Discussion in 'Automated Trading' started by koms, Apr 11, 2006.

  1. koms


    Futures : ES/NQ

    Which broker/datafeed tells you whether the last trade was executed at bid or ask using an API or what was the ask /bid price when the last trade was executed.

    Basically some API way to have more control over time and sales.

    I have tried to find this using IB ( API ) and tradestation ( easy language ) but with no success.

  2. koms


    101 views but no reply....
    somebody share the answer ..
  3. koms

    You might want to check out DTN.

    I understand their data feed will now drive "Market Delta" software. Which at least I think would require this ability. Footprint Product Information.pdf

    Definitely take a look at the above url recording for the "bid ask footprint". It is the fifth recording down.

    Let me know if you are able to get the video as well as the audio.

    Also, I would appreciate it if you would keep me posted as to what you find out.

    You might send me a PM.

    Thanks and Good Luck

  4. Realtick time and sales has that, I'm sure they're not the only one.
  5. I am not sure that any API/feed is going to give you exactly what you want.

    As you mention IB, it seems that you should be able to come reasonably close to it though.
    Skipping over the fact that IB does not transmit every tick, monitoring the 'Last Price' changes and comparing these with the current Bid/Ask should be a good approximation.
    Looking at DAX data, the 'Last Price' may exceptionally sit in between the most recent Bid/Ask. This may be an artifact due to missing Bid/Ask ticks or could this be a transaction truly passing in between the Bid/Ask spread?
  6. I think this is largely correct wrt the TWS API. The order in which it transmits events is (I think)

    last price
    last size (for immediately preceding last price).

    It might not be a true 'tick feed', but it's quite a good approximation.

    Is is possible that last price that falls between bid and ask on DAX is an off exchange trade - like the huge volume spikes that screw up DAX volume charts in rollover week ?

    Another oddity I have seen in IB data is with SGXNK when last price this is not a multiple of tick size (which is 5 pts) is sometimes sent. I intend to follow this up with IB when I've got time.
  7. I think I remember reading on the MarketDelta web site that it supports IB TWS feed.
  8. laocoon


    I've been working on this subject extensively and unfortunately IB won't do the trick. If you compare the "last" traded price with the Bid/Ask and then build your own "counter" to attribute the values to the corresponding category, you will end nowhere.
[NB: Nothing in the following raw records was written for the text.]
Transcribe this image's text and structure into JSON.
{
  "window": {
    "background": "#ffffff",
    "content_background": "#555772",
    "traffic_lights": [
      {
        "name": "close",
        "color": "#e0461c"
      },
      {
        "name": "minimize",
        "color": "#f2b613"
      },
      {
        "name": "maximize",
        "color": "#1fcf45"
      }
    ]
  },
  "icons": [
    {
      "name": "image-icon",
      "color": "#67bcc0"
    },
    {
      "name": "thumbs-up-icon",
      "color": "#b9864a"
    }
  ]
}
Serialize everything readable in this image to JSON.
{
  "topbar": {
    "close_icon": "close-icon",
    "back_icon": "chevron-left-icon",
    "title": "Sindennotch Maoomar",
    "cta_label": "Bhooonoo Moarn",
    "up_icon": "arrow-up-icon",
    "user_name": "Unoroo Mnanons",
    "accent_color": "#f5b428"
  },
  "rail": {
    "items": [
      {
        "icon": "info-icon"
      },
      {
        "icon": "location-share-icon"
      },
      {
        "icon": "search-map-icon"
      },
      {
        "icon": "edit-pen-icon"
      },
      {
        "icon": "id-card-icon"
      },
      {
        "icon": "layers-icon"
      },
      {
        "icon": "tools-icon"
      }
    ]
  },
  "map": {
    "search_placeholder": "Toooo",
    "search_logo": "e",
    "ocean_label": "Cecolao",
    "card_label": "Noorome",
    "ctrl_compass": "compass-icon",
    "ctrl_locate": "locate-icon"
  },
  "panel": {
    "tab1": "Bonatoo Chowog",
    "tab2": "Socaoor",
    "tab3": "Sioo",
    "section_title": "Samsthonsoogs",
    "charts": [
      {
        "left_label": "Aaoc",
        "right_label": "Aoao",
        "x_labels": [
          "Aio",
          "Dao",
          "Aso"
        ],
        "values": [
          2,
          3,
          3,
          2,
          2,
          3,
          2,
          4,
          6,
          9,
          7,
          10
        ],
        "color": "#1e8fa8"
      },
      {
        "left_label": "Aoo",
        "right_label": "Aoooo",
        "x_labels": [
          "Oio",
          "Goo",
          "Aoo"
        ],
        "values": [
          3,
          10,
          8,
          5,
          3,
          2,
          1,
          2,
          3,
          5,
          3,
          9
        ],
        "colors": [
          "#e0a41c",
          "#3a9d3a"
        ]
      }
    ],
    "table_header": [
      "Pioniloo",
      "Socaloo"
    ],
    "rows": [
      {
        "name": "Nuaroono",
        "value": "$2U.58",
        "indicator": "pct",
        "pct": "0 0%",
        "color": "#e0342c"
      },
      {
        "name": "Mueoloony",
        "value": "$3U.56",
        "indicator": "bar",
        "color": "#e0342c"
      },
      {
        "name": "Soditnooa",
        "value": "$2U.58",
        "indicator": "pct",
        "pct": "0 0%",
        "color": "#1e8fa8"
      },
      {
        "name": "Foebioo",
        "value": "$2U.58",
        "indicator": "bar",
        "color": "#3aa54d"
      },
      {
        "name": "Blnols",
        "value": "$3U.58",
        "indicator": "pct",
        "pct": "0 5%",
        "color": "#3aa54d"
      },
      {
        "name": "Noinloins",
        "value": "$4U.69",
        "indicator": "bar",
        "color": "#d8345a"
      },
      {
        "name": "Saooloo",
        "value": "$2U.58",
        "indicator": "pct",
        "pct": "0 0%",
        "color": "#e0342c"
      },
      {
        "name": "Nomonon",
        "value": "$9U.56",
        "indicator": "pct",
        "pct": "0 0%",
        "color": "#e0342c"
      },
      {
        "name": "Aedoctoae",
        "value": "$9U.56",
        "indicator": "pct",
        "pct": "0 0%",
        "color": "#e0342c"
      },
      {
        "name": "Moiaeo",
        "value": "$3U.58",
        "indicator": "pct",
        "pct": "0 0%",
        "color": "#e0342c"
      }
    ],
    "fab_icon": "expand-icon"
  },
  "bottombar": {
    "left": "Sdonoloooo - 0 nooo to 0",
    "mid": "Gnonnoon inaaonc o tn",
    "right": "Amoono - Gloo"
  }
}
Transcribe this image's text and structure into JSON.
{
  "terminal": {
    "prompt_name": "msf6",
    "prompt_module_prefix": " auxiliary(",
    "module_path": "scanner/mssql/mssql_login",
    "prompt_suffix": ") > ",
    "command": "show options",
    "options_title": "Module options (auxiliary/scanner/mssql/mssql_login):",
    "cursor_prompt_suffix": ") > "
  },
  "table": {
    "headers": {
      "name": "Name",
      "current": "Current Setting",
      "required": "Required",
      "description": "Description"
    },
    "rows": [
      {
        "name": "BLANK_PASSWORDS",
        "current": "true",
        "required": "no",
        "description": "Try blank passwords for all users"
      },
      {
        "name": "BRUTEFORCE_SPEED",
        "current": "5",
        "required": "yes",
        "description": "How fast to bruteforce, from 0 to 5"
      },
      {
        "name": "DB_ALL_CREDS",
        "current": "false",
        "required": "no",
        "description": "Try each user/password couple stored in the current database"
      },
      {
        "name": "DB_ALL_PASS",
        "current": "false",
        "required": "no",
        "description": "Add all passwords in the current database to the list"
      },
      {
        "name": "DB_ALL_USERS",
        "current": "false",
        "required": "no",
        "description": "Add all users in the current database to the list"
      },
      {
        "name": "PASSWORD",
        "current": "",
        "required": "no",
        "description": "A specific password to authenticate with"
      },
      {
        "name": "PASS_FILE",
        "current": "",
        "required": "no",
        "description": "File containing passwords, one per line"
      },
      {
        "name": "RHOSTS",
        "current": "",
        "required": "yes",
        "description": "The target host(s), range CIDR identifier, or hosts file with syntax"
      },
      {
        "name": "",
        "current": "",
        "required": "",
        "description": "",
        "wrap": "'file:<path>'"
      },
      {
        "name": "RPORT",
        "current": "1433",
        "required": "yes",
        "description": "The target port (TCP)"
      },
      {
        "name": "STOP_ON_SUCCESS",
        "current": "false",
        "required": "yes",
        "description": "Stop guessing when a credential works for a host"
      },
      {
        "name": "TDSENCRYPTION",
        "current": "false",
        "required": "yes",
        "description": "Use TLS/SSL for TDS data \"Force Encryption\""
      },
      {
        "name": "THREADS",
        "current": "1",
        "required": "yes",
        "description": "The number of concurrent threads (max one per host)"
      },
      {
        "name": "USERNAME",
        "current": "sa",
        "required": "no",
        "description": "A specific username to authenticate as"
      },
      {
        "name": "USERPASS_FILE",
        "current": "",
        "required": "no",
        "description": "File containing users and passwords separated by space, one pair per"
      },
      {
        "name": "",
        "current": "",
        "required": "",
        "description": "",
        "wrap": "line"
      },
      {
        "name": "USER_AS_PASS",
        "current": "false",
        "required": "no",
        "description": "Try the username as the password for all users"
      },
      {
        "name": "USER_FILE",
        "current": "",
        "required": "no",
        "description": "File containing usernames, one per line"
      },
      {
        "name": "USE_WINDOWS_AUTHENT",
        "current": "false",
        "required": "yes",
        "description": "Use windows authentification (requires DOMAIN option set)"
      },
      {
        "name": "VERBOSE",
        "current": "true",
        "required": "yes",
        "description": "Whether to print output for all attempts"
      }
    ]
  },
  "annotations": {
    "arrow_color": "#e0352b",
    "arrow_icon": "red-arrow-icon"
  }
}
    I did exactly that and compared the result to a real tick by tick data provider (like eSignal for example) and the discrepancy is huge.

    As much as I would have liked to develop my system with IB's API, it just isn't good enough for this specific purpose.

    I ended up coding my strategy with eSignal's EFS and integrated it with IB through Ninja Trader. Works well so far.

    Another option would be to skip eSignal and use Ninja Script with the Zen Fire data feed. I'm currently testing this alternative and it looks very promising.
  9. Could you provide a little more info on the differences between IB and eSignal ?

    Have you tried ES/NQ only ? Other instruments ?

    Is the problem with trade size ?

  10. koms


    IB data is not accurate to T&S.

    The problems with IB are :
    1) IB had 2 different API events which return T&S data
    a) tickSize b) tickPrice , ideally it should have returned only one event with price as well as size the way you see on t&s. This is what messes up the entire work.
    2) Also , the data is bundled ( meaning if there were 3, 1 contract trades at say 1730.00 then IB will return size = 3 as if there was only one trade ).

    Market delta uses IB data. Now this adds to my confusion. How does market delta figure out correct Ask/Bid trade when the input data from IB itself is not correct.